The British University Championship has been held each year since 2004, and the winners of the tournament now represent Great Britain in the World University Championships. Previously the squad was made up of students selected from different universities. In the squad that was selected for the 2004 tournament, only two players had previous experience playing Futsal, as the coach only had a short period of time to get a team together.

==National team==

The England national futsal team was formed in 2003 and they play their home matches at St George's Park. England does not currently have an appointed manager. They play friendlies every year and take part in European Four Nations tournaments. England entered qualification for the UEFA Futsal Championship for the first time in January 2004 and took part in qualifying for the FIFA Futsal World Cup for the first time in 2008. England are yet to qualify for either tournament. England also played in the 'Kuala Lumpur World 5's tournament' in Malaysia in 2008, losing every game.
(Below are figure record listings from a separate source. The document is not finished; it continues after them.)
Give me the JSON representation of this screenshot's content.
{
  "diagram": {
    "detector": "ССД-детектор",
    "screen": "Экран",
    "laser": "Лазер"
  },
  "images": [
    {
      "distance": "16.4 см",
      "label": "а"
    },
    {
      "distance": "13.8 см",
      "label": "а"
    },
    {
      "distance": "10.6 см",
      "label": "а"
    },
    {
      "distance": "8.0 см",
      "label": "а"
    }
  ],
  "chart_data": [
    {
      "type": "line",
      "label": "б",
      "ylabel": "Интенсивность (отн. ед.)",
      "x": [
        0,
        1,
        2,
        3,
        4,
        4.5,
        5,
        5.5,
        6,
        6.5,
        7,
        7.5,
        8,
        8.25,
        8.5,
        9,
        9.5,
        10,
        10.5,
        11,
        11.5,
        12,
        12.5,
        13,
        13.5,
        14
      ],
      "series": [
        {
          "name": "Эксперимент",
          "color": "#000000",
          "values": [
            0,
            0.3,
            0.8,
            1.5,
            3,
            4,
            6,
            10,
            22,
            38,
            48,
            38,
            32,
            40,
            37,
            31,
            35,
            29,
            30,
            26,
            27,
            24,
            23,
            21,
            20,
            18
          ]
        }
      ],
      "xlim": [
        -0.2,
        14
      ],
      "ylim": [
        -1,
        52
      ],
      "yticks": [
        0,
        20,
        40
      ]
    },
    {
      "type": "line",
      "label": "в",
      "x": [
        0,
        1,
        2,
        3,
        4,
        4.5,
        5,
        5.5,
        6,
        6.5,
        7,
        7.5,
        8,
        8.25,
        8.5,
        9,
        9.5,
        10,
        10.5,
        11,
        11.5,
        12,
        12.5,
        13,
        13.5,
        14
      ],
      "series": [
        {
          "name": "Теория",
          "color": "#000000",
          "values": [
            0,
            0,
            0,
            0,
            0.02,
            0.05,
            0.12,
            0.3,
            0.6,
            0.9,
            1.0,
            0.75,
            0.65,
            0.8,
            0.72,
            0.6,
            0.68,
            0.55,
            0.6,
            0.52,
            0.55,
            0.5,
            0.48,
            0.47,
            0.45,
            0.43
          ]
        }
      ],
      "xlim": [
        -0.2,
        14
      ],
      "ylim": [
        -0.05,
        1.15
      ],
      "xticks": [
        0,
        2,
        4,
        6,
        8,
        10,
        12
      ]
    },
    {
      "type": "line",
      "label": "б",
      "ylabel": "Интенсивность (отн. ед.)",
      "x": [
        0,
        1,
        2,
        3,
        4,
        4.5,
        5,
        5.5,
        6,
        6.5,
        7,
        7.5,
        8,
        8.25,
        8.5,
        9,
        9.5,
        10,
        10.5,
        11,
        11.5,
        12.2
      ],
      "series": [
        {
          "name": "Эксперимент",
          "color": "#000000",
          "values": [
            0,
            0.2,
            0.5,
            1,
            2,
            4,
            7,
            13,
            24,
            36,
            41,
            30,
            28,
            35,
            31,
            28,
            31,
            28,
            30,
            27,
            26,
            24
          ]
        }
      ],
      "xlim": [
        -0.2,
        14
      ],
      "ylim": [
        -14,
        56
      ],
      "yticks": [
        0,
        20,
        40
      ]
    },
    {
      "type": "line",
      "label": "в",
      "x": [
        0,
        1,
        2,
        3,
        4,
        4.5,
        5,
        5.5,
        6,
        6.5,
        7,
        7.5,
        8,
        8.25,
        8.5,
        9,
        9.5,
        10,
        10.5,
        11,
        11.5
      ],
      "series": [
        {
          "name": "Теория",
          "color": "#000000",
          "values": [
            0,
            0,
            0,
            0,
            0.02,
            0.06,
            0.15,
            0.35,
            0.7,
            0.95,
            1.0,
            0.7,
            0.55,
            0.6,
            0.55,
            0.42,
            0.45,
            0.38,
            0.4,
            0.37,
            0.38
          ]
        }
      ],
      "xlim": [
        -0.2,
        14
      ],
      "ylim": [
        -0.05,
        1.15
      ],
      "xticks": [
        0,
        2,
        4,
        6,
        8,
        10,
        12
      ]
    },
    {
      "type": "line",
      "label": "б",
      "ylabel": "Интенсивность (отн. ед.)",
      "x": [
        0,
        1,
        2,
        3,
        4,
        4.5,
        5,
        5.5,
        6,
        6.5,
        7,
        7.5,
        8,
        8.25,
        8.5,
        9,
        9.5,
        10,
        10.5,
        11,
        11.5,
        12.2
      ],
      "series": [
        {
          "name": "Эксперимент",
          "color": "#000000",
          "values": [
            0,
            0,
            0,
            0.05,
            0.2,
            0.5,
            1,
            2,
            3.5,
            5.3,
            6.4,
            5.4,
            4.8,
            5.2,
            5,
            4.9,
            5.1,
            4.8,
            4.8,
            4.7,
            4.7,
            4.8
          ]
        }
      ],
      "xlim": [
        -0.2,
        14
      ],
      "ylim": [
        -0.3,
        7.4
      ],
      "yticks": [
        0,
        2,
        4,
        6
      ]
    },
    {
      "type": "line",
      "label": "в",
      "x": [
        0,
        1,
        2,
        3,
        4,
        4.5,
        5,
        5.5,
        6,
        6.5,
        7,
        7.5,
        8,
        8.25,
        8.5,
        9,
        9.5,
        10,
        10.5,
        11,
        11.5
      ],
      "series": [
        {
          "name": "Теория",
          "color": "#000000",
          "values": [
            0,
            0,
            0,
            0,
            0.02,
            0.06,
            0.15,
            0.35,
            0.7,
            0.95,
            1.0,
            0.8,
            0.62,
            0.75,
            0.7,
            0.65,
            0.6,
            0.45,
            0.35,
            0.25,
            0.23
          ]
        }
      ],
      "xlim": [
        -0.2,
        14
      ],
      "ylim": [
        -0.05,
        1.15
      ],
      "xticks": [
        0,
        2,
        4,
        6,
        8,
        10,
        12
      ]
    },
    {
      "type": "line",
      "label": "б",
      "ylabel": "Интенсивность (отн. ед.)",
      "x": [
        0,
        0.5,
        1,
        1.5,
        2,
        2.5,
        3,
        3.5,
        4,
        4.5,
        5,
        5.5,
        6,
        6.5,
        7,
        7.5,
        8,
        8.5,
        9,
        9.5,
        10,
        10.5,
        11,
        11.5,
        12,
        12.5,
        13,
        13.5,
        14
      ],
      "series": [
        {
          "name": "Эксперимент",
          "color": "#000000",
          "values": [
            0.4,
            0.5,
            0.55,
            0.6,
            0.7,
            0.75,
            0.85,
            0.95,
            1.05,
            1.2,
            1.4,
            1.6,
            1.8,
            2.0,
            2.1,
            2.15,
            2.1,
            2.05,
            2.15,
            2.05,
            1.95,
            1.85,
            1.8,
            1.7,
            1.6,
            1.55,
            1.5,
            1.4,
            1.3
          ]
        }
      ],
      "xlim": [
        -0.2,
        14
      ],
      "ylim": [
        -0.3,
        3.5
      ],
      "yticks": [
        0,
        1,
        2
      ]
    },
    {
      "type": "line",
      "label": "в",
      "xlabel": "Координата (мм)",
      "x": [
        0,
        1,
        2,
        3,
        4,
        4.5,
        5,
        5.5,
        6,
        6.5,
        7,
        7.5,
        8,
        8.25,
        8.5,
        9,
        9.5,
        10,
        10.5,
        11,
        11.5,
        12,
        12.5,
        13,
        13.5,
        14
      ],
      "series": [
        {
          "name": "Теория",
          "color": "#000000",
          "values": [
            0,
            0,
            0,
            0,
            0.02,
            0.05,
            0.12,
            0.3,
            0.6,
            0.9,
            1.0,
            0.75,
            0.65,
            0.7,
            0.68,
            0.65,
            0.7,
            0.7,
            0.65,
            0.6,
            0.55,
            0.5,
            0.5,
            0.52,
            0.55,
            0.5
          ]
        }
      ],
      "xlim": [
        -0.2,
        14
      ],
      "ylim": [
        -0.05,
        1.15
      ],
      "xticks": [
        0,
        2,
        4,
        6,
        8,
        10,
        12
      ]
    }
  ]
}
==The FA National Futsal Series==

The FA National Futsal Series was established in 2019 with the aim of improving the quality of futsal in England. The inaugural season was unfortunately cut short due to the COVID-19 pandemic.

The National Futsal Series consists of six leagues, three men's and three women's.

The men's divisions are: Tier 1, Tier 2 North, and Tier 2 South.

The Women's divisions are: Women's Super Series (Tier 1), North (Tier 2) and South (Tier 2).

There is promotion and relegation between Tier 1 and Tier 2 divisions in both the men's and women's competitions. There is also promotion and relegation between the Men's Tier 2 divisions and National Futsal League (Tier 3).

== The National Futsal League ==

The National Futsal League began in 2008 and currently features 26 teams in 4 conferences; 8 in the Premiership North, 8 in the Premiership South, 5 in the Championship South and 5 in the Championship North with the winners and runners-up of the 3 conferences advancing to an end of season tournament to determine the champions.